About blogging

I seem to be facing a huge writer’s block nowadays. In the last two weeks, more posts have been not written than written. What i mean is that there have been several times when I have started writing something and then abandoned it midway. It’s way too frequent, and it’s bugging.

The pattern is similar each time – I get an idea for a post when I’m not in front of my comp. And get so much enthu for it that I actually figure out then and there how I’m going to express it – the overall structure, the words that I’ll use, the tone – all that . All this in my head. And then, I conveniently forget about it.

A few hours (or even days) later I remember this when I’m in front of the comp. Unfortunately what remains is just the central idea, and not the beautiful structure and words and tones that I had painstakingly created in my head. They are all gone, lost forever. Now, the fact that they existed a while back means that I try to remember them. And this clouds my normal thinking and I’m not able to write properly. I write a few paragraphs and then am literally lost for words. And the project is abandoned – usually for ever.

I wonder if this has anything to do with the language of blogging. I write in English – which is not my native tongue. I learnt English in school, though I had been taught some basics at home. I have never spoken to my relatives in any language other than Kannada.
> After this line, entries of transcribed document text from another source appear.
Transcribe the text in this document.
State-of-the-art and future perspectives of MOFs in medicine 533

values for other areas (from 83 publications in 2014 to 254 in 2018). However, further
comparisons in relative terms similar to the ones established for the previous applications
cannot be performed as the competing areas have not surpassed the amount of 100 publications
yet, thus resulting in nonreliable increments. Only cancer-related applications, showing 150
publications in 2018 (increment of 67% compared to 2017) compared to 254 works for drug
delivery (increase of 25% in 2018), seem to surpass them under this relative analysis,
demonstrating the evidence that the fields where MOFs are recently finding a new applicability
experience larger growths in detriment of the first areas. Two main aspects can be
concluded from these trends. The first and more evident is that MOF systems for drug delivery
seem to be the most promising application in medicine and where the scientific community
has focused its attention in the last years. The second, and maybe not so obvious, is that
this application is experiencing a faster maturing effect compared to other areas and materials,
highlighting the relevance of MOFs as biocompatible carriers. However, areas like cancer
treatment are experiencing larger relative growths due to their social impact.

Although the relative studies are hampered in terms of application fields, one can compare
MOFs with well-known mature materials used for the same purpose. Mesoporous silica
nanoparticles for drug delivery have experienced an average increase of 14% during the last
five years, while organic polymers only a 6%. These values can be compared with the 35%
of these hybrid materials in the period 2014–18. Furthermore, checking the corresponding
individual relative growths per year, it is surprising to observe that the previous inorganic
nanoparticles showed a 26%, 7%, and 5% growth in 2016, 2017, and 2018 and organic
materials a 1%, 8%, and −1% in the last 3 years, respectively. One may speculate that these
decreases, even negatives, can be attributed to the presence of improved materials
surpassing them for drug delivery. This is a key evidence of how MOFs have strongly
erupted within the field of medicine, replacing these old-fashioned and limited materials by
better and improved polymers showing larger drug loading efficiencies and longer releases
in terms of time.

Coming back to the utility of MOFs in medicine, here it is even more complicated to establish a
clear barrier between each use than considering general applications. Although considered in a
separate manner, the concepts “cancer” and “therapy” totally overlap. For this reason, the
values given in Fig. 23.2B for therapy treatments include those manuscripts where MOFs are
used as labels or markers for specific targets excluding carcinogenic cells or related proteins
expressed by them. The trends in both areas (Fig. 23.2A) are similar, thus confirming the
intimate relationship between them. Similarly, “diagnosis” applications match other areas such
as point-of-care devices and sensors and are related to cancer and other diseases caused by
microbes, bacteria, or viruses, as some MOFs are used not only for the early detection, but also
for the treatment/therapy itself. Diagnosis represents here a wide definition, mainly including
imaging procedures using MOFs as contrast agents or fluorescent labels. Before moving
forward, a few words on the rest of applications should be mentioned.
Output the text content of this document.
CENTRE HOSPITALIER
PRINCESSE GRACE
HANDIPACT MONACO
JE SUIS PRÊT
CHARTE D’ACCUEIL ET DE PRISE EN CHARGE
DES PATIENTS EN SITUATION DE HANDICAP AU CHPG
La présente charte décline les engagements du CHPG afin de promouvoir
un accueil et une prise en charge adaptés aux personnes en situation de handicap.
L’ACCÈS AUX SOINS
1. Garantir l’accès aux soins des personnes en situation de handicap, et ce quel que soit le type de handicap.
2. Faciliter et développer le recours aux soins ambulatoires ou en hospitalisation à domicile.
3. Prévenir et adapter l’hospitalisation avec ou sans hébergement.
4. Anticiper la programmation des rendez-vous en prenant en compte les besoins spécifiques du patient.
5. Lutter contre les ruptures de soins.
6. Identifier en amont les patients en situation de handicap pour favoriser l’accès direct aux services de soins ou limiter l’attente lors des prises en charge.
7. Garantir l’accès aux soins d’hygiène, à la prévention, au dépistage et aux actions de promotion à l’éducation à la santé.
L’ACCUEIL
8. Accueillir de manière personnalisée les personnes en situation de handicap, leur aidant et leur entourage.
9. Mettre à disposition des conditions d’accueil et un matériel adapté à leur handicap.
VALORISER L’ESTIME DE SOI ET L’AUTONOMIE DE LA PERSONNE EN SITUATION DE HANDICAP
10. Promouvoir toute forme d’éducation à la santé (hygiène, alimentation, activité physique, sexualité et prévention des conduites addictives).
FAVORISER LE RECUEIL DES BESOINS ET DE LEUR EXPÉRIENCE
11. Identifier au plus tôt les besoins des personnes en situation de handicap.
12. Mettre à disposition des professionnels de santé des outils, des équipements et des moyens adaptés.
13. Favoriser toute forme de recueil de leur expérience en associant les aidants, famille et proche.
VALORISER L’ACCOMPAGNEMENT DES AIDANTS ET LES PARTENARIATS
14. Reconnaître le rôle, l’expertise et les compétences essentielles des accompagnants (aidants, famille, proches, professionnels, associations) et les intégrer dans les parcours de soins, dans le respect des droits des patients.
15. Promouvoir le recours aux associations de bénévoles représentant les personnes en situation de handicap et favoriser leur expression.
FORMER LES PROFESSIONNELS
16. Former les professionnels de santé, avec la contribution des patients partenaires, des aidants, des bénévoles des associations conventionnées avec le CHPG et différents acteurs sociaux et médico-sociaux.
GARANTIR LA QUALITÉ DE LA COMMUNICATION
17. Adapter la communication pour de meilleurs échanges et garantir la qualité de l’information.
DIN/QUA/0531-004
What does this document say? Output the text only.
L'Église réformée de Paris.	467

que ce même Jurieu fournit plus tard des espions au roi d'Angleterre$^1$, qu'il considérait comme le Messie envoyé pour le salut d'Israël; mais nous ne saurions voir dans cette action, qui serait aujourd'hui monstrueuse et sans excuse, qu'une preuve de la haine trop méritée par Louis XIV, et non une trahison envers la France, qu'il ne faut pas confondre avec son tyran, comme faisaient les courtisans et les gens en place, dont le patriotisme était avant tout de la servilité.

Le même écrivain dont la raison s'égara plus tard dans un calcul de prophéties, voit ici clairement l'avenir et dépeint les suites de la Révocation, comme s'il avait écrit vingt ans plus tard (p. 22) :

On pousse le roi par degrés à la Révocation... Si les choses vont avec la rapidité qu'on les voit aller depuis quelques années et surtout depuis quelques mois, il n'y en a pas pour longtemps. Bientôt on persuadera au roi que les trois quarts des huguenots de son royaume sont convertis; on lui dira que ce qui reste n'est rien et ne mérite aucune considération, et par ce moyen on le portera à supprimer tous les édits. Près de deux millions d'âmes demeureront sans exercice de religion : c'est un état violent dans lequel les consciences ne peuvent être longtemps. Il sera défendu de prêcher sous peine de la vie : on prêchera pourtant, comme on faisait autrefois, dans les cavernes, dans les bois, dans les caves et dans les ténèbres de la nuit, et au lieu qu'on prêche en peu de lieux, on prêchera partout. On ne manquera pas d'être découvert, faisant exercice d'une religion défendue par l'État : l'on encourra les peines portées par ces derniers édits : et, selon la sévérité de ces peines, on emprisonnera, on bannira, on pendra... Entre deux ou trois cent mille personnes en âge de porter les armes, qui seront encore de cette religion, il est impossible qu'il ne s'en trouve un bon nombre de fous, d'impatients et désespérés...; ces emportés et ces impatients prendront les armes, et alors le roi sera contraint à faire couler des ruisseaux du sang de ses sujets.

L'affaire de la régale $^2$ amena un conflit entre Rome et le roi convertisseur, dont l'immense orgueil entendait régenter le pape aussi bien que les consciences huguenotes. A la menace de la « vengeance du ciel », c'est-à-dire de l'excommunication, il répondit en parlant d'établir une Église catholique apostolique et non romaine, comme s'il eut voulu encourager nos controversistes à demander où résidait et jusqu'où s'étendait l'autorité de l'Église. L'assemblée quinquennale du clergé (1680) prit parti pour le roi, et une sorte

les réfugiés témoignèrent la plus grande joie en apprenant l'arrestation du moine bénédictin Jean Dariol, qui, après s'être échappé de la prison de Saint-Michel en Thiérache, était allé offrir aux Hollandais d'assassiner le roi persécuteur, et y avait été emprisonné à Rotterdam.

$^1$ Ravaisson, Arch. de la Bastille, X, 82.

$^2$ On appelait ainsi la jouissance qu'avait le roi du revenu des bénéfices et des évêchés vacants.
I must mention here that my English is totally different from my mother’s English, unlike say Kannada where we share a common slang.

The fact that it’s a failure of expression, and not of thoughts, leads me to believe that it might be due to the fact that I write in an “alien” language. And makes me wonder if I should diversify in terms of language. However, it’s easier said than done.

My “mother tongue” is Kannada and as I mentioned earlier, I don’t speak to relatives in any other language. Unfortunately I’ve hardly studied it formally. In my school it was taught between third and eight grades, and was intended at imparting a functional knowledge of the language (living in South Bangalore, you need it right?) rather than enabling formal communication in language.

Then, it has to do with Kannada as a language. The written language is extremely different from the spoken language. And at home, they don’t teach you to write essays. They teach you to read and write, and speak and talk. And you are taught the slang that prevails in your house – what your parents speak. And even if you get a Kannada newspaper at home (like I did till a year back), you don’t really learn the written language.

Coming back, I wonder if I should consciously learn “written kannada” and maybe write in that infrequently – when my English fails me. Of course a large number of you won’t be able to read those posts – but would a translation work? Write in Kannada and then translate to English – but then I might get stuck while translating. Wonder what i should do.

As an aside, today my mother decided that the Deccan Herald takes too long for her to read – so she’s not reading the paper nowadays. Tomorrow onwards, we are stopping the Deccan Herald, and getting the Vijaya Karnataka in its place.